No livro Introdução à tecnologia de foguetes (SindCT, 2017), Palmerio faz a seguinte observação sobre o acidente: “Um projeto de foguetes bem conduzido já é uma fonte de perigo. Sem os devidos amparos, os fatores que desencadeiam falhas se avultam”. Para ele, o programa espacial brasileiro só deve ter continuidade se houver condições adequadas para a execução de seus projetos.
O programa do VLS teve duas tentativas anteriores de lançamento, que também falharam. Oficialmente o projeto foi encerrado em 2016, sem obter sucesso em seu intento de lançar um satélite. Na ocasião, o acordo entre as agências espaciais brasileira e alemã para a construção do VLM-1 já estava estabelecido. Segundo Souza, estava claro para a AEB que não havia gente capacitada e recursos financeiros suficientes para levar adiante os dois projetos. Optou-se por priorizar o VLM-1 e executá-lo na medida do possível.

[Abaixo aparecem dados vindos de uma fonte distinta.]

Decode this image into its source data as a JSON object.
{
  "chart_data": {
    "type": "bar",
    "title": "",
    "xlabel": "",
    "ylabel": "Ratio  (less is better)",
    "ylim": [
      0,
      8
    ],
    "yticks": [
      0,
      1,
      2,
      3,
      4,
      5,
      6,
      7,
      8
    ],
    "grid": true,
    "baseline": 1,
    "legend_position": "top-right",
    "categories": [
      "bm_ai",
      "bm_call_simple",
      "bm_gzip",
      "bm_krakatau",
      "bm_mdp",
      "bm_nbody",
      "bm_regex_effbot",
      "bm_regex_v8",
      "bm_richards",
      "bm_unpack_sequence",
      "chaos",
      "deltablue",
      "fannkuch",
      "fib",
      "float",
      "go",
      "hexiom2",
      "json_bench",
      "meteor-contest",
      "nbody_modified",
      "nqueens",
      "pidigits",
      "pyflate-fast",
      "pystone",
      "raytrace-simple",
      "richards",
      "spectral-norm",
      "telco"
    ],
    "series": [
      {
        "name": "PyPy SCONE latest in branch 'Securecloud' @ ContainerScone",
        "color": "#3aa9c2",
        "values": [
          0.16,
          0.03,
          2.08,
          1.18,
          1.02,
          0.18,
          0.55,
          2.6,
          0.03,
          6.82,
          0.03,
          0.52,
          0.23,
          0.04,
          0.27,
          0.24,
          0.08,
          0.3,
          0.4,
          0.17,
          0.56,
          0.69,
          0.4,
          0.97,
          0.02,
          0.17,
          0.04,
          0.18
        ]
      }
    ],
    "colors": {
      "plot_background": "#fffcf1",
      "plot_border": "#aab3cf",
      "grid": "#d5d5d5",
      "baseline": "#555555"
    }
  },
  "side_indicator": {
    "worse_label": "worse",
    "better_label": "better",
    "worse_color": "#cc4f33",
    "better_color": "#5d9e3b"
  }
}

Para alguns especialistas, a opção pelo VLM-1 talvez não tenha sido a mais promissora. “É um projeto de concepção antiquada quando comparado às tendências recentes”, avalia Souza. Hoje, empresas privadas, como as norte-americanas Space X e Virgin Orbit e a francesa Arianespace, estão ocupando o espaço das agências governamentais na colocação de nano e microssatélites em órbita. Uma estratégia comercial dessas empresas é o lançamento conjunto de dezenas desses artefatos, reduzindo o custo operacional.
Além disso, muitas vezes nano e microssatélites vão ao espaço de carona em foguetes maiores, pagando taxas reduzidas ou mesmo gratuitamente, quando a finalidade é a pesquisa acadêmica. Para Palmerio, a AEB também poderia ofertar o lançamento de dezenas de nanossatélites e obter seu espaço em um mercado em franca expansão, mas antes é preciso conquistar a confiança dos potenciais consumidores, com um bem-sucedido voo de seu veículo lançador.
Em teoria, a construção do VLM-1, com 30 kg de carga útil, é menos complexa que a de seu antecessor, que estava programado para 200 kg de carga útil. O VLS-1 contava com quatro sistemas propulsores, um a mais que o VLM-1. Ambos os foguetes têm altura na casa de 20 metros, mas o VLS-1 tinha 50 t de massa na decolagem, enquanto o VLM-1 pesa pouco mais da metade, 28 t. O VLS-1 também buscava alcançar órbitas mais altas, na casa de 750 km da Terra, mais do que o dobro da meta do VLM-1 (ver tabela acima).
Independentemente do porte, a construção de um lançador de satélites é um projeto complexo e caro. Como define Lacerda, do IAE, um veículo desses voa em condições extremas de velocidade, pressão, vibração e temperatura, fazendo com que seus sistemas tenham de ser fabricados atendendo requisitos muito específicos de massa, resistência estrutural, condições ambientais e desempenho operacional que não são demandados por outros sistemas aeronáuticos. “São poucos os países capazes de desenvolver um veículo lançador”, afirma o militar. “É um objetivo desafiador que estamos perseguindo com determinação.”